Department of Genetics, Medical School of Ribeirao Preto, University of Sao Paulo, Sao Paulo, Brazil.
BMC Med Genet. 2012 Dec 20;13:124. doi: 10.1186/1471-2350-13-124.
More than 50 mutations in the UBE3A gene (E6-AP ubiquitin protein ligase gene) have been found in Angelman syndrome patients with no deletion, no uniparental disomy, and no imprinting defect.

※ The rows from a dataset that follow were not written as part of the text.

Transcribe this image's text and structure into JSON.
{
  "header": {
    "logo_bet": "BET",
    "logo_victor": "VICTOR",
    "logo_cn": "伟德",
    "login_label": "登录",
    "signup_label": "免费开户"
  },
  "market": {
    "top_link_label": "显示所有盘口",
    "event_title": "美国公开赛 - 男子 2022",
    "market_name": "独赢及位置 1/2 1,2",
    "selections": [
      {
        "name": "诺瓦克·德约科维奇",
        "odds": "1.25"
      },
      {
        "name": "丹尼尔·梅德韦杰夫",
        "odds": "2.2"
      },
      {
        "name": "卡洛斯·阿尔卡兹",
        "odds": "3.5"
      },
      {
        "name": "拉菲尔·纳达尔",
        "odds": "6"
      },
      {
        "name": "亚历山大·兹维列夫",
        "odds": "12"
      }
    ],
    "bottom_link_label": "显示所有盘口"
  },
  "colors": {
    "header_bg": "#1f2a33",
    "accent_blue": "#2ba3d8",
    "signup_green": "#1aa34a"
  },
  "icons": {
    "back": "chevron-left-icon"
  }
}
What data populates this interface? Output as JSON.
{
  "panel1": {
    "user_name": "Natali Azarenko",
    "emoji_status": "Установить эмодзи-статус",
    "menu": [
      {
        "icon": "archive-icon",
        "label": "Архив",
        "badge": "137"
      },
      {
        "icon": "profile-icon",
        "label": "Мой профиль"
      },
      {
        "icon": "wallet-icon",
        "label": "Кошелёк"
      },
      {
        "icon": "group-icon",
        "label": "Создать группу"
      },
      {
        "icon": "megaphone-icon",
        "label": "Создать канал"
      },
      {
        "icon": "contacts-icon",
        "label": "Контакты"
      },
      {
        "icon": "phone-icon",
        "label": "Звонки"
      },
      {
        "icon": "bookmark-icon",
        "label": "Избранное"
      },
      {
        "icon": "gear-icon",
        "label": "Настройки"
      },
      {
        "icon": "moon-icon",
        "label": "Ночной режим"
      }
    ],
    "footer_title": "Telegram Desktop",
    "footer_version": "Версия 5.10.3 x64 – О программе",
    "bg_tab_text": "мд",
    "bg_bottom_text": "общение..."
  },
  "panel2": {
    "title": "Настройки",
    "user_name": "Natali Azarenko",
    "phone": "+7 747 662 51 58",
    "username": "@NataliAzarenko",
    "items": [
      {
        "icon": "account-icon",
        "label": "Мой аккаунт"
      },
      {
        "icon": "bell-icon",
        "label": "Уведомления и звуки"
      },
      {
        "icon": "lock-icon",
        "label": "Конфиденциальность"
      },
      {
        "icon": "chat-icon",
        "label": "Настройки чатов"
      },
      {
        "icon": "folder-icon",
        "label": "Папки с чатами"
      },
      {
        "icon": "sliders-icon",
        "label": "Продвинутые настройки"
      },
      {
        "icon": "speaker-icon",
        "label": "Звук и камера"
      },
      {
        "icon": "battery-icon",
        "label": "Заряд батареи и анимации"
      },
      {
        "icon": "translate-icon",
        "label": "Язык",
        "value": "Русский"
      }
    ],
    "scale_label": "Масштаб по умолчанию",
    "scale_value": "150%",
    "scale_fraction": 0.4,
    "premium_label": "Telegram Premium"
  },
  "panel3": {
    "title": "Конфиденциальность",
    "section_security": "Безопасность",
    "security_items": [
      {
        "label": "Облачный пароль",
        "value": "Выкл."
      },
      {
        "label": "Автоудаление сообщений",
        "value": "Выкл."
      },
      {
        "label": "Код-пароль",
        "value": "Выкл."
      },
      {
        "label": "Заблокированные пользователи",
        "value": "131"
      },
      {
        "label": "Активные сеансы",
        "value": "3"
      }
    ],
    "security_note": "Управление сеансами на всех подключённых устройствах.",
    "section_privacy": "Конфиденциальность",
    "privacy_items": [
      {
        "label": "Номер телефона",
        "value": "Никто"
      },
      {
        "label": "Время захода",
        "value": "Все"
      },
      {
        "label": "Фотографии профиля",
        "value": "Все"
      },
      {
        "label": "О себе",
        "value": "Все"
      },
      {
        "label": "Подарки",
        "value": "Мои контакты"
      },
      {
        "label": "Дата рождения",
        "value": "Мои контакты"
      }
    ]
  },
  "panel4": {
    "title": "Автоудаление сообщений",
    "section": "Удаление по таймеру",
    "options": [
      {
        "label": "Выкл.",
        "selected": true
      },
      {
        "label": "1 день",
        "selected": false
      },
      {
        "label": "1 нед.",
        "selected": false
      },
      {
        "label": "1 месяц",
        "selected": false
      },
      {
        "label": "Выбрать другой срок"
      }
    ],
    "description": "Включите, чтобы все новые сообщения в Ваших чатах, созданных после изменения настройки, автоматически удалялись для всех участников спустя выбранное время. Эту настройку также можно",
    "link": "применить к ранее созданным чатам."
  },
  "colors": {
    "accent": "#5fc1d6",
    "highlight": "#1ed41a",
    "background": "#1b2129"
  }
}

We here describe a novel UBE3A frameshift mutation in two siblings who have inherited it from their asymptomatic mother. Despite carrying the same UBE3A mutation, the proband shows a more severe phenotype whereas his sister shows a milder phenotype presenting the typical AS features.

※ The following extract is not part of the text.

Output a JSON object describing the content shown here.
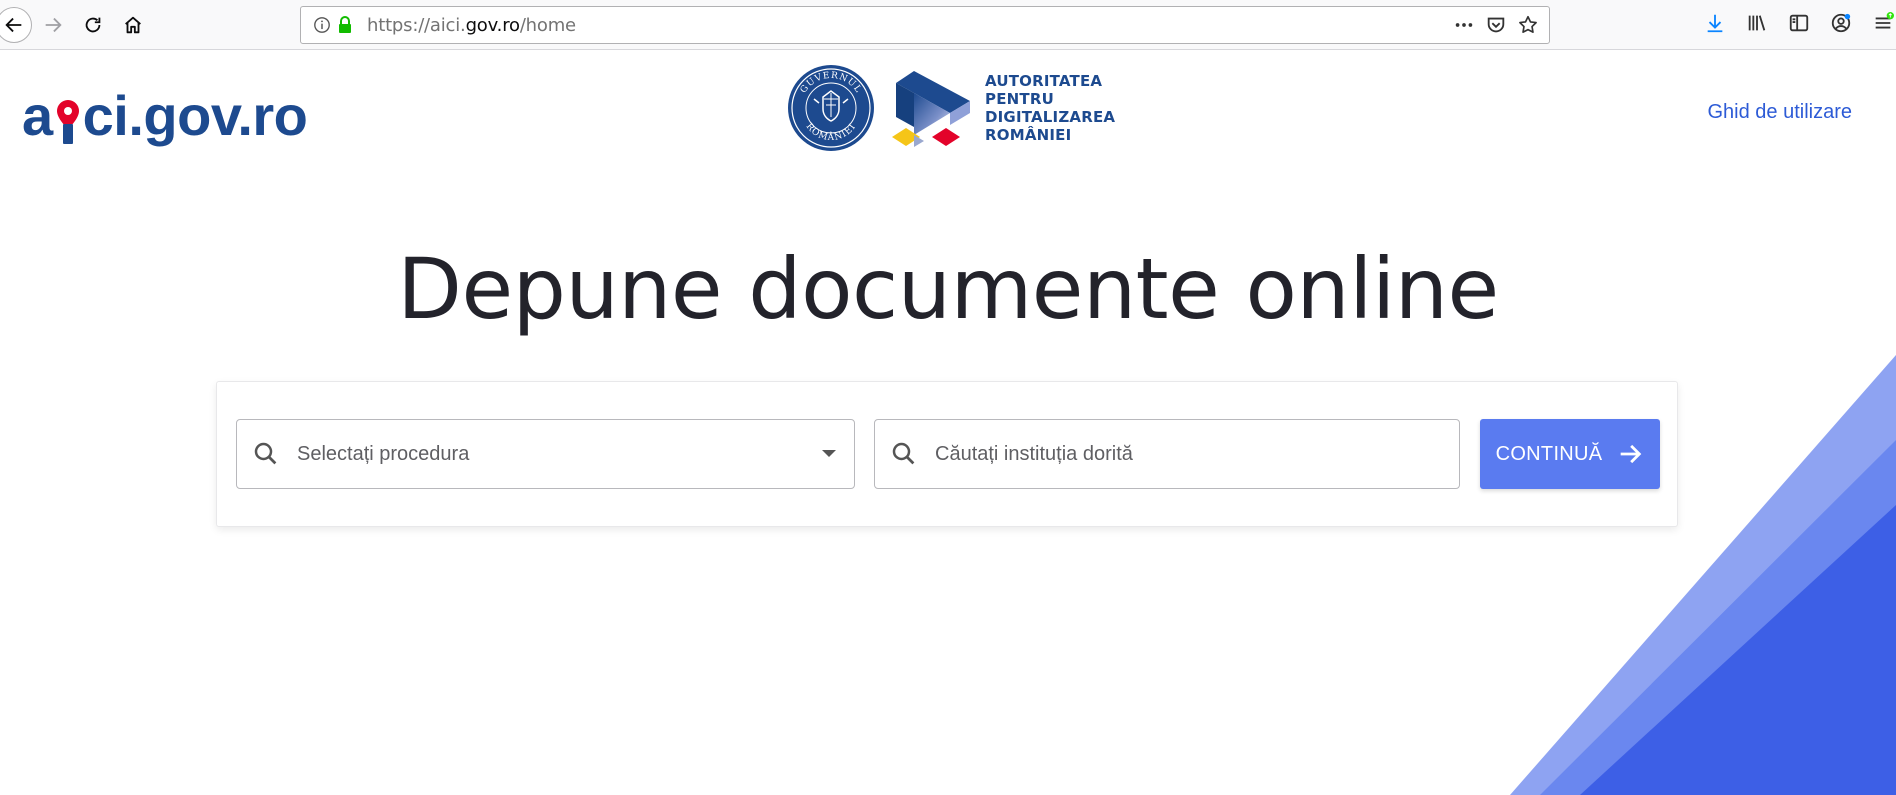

We hypothesized that the mutation Leu125Stop causes both severe and milder phenotypes. Potential mechanisms include: i) maybe the proband has an additional problem (genetic or environmental) besides the UBE3A mutation; ii) since the two siblings have different fathers, the UBE3A mutation is interacting with a different genetic variant in the proband that, by itself, does not cause problems but in combination with the UBE3A mutation causes the severe phenotype; iii) this UBE3A mutation alone can cause either typical AS or the severe clinical picture seen in the proband.
在无缺失、单亲二体性和印迹缺陷的 Angelman 综合征患者中,已发现 UBE3A 基因(E6-AP 泛素蛋白连接酶基因)有 50 多种突变。

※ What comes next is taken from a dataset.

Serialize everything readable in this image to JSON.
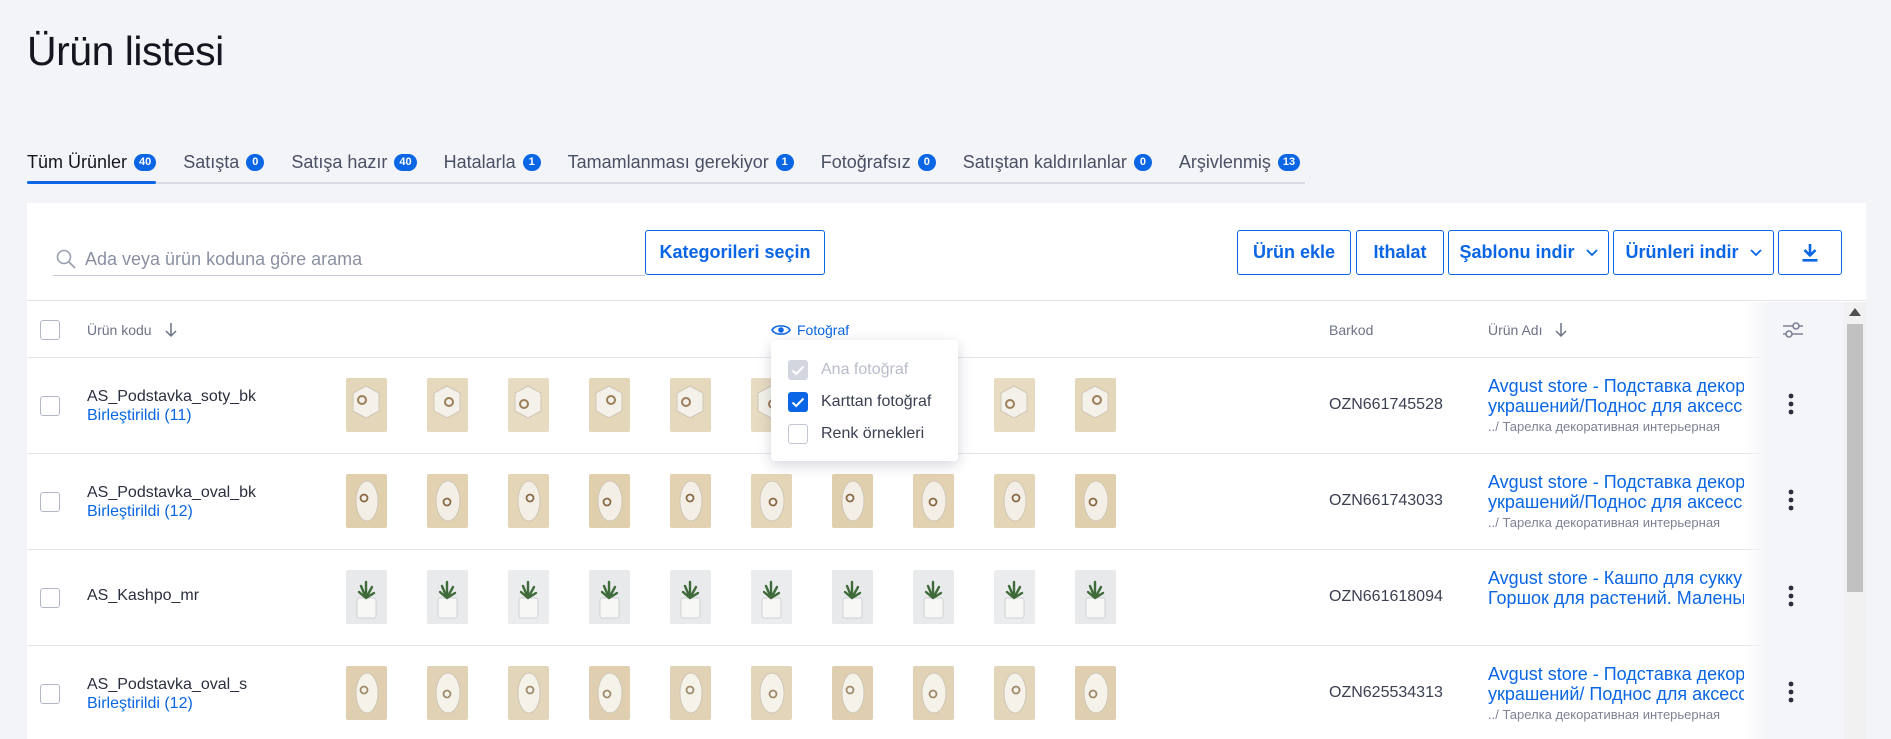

我们在此描述了一对同患 Angelman 综合征的同胞兄妹,他们从无症状的母亲那里遗传了该基因突变。尽管携带相同的 UBE3A 突变,但先证者表现出更严重的表型,而他的妹妹则表现出较轻的表型,具有典型的 Angelman 综合征特征。
我们假设 Leu125Stop 突变导致了严重和较轻的表型。潜在的机制包括:i)除了 UBE3A 突变之外,先证者可能还有其他问题(遗传或环境);ii)由于这对同胞兄妹有不同的父亲,UBE3A 突变与先证者中的另一个遗传变异相互作用,该变异本身不会导致问题,但与 UBE3A 突变结合会导致严重表型;iii)该 UBE3A 突变本身可能导致典型的 Angelman 综合征或先证者所见的严重临床表现。